# Name of the project and introduction 

- Using Pytorch to build machine learning models as it supports both CPU and GPU computations
- Metal Performance Shaders is a framework provided by Apple for accelerating machine learning tasks on macOS and iOS devices using the GPU. This   checks if the MPS backend is available on your system.
- If this returns True, it means your macOS system supports running PyTorch computations on its GPU via Metal. 
- If this returns False, it means either your system doesn’t support MPS or the backend is not properly configured.
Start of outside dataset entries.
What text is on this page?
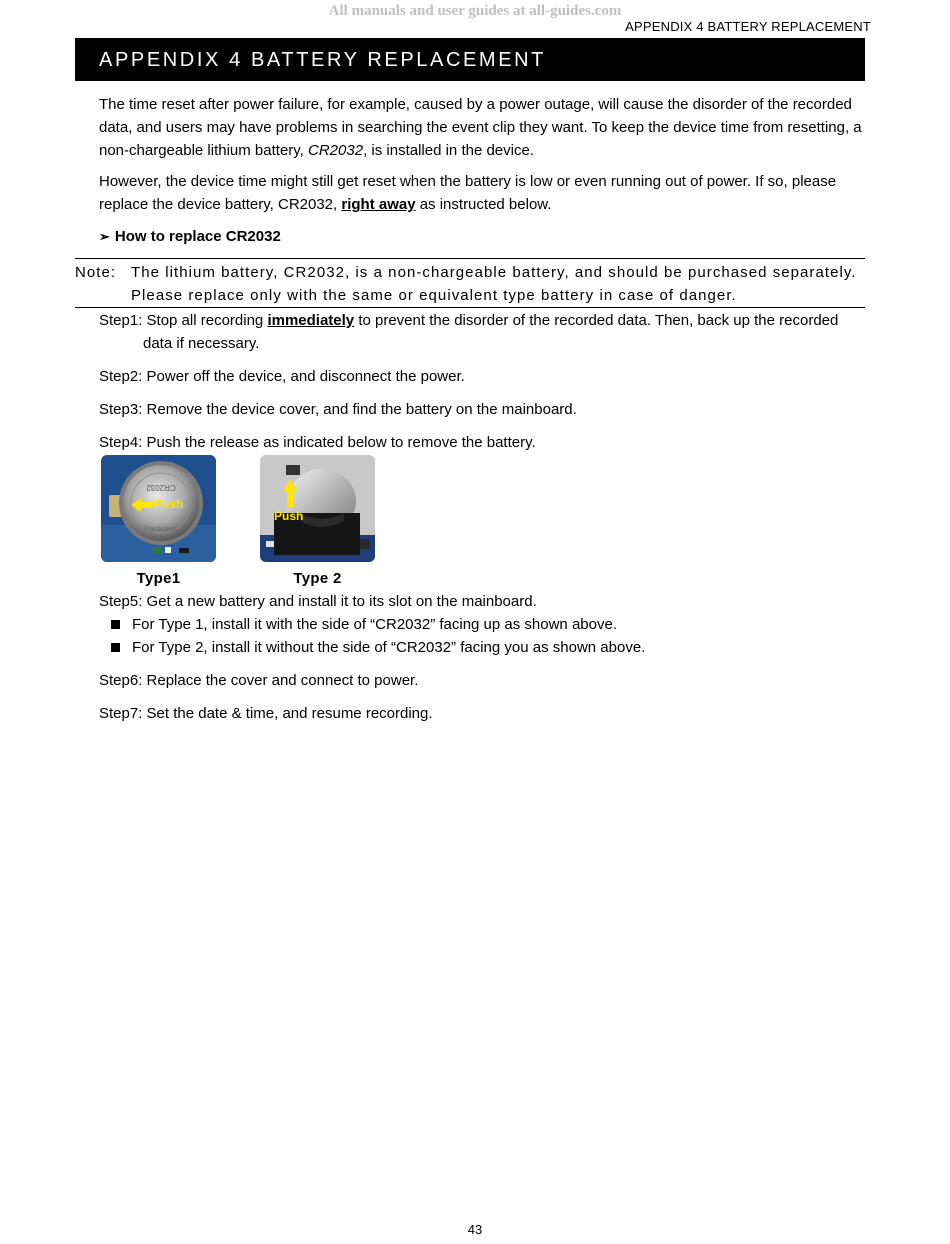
All manuals and user guides at all-guides.com
APPENDIX 4 BATTERY REPLACEMENT
APPENDIX 4 BATTERY REPLACEMENT

The time reset after power failure, for example, caused by a power outage, will cause the disorder of the recorded data, and users may have problems in searching the event clip they want. To keep the device time from resetting, a non-chargeable lithium battery, CR2032, is installed in the device.

However, the device time might still get reset when the battery is low or even running out of power. If so, please replace the device battery, CR2032, right away as instructed below.

➢ How to replace CR2032

Note: The lithium battery, CR2032, is a non-chargeable battery, and should be purchased separately.
Please replace only with the same or equivalent type battery in case of danger.

Step1: Stop all recording immediately to prevent the disorder of the recorded data. Then, back up the recorded data if necessary.

Step2: Power off the device, and disconnect the power.

Step3: Remove the device cover, and find the battery on the mainboard.

Step4: Push the release as indicated below to remove the battery.

CR2032
Panasonic
Push
Push
Type1	Type 2

Step5: Get a new battery and install it to its slot on the mainboard.

For Type 1, install it with the side of “CR2032” facing up as shown above.
For Type 2, install it without the side of “CR2032” facing you as shown above.

Step6: Replace the cover and connect to power.

Step7: Set the date & time, and resume recording.

43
- This check is useful to determine whether your system can offload computations to the GPU, which is much faster than using the CPU, especially for large-scale machine learning tasks.

In [1]:
import torch
print(torch.backends.mps.is_available())  # True if Metal backend is active

True


- The transformers library provides access to pre-trained models for a variety of NLP tasks.
- In this step, we're preparing to load a pre-trained model for causal language modeling and its corresponding tokenizer.
- AutoModelForCausalLM: Loads a causal language model for tasks like text generation, Automatically identifies the correct model architecture based on the model name or path you provide, GPT-2, GPT-3.
- AutoTokenizer: Converts text into token IDs that the model can process, Converts token IDs back into human-readable text after processing., Automatically matches the tokenizer with the model you load

- It prepares the tools needed to load a pre-trained model and process text inputs. These components are essential for interacting with NLP models for tasks like text generation, summarization, or question-answering.


In [2]:
from transformers import AutoModelForCausalLM, AutoTokenizer

  from .autonotebook import tqdm as notebook_tqdm


- A fine-tuned instruction-following model optimized for tasks like:

    - Question answering
    - Summarization
    - Dialogue and other conversational tasks.
    - 0.5B: The model has 0.5 billion parameters, which makes it lightweight and fast for most tasks.

In [3]:
model_name = "Qwen/Qwen2.5-0.5B-Instruct"

### 1. Loading the Model
AutoModelForCausalLM.from_pretrained:

- This method fetches the pre-trained causal language model specified by model_name (in this case, "Qwen/Qwen2.5-0.5B-Instruct").
- Arguments:

    - model_name: The name of the model to load (stored in the previous step).
    - torch_dtype="auto": Automatically selects the most suitable precision for the model, such as float16 or float32. Lower precision (e.g., float16) helps save memory and speeds up inference.
    - device_map="auto": Automatically maps the model to the best available device (like GPU, MPS, or CPU).
    - cache_dir='llms/': Specifies the directory to cache the downloaded model for reuse.

In [4]:
model = AutoModelForCausalLM.from_pretrained(
    model_name,
    torch_dtype="auto",
    device_map="auto",
    cache_dir='llms/'
)


### 2. Loading the tokenizer

- Loads the tokenizer corresponding to the model_name model.
- Ensures that the text input and output align with the model's requirements.

In [5]:
tokenizer = AutoTokenizer.from_pretrained(model_name)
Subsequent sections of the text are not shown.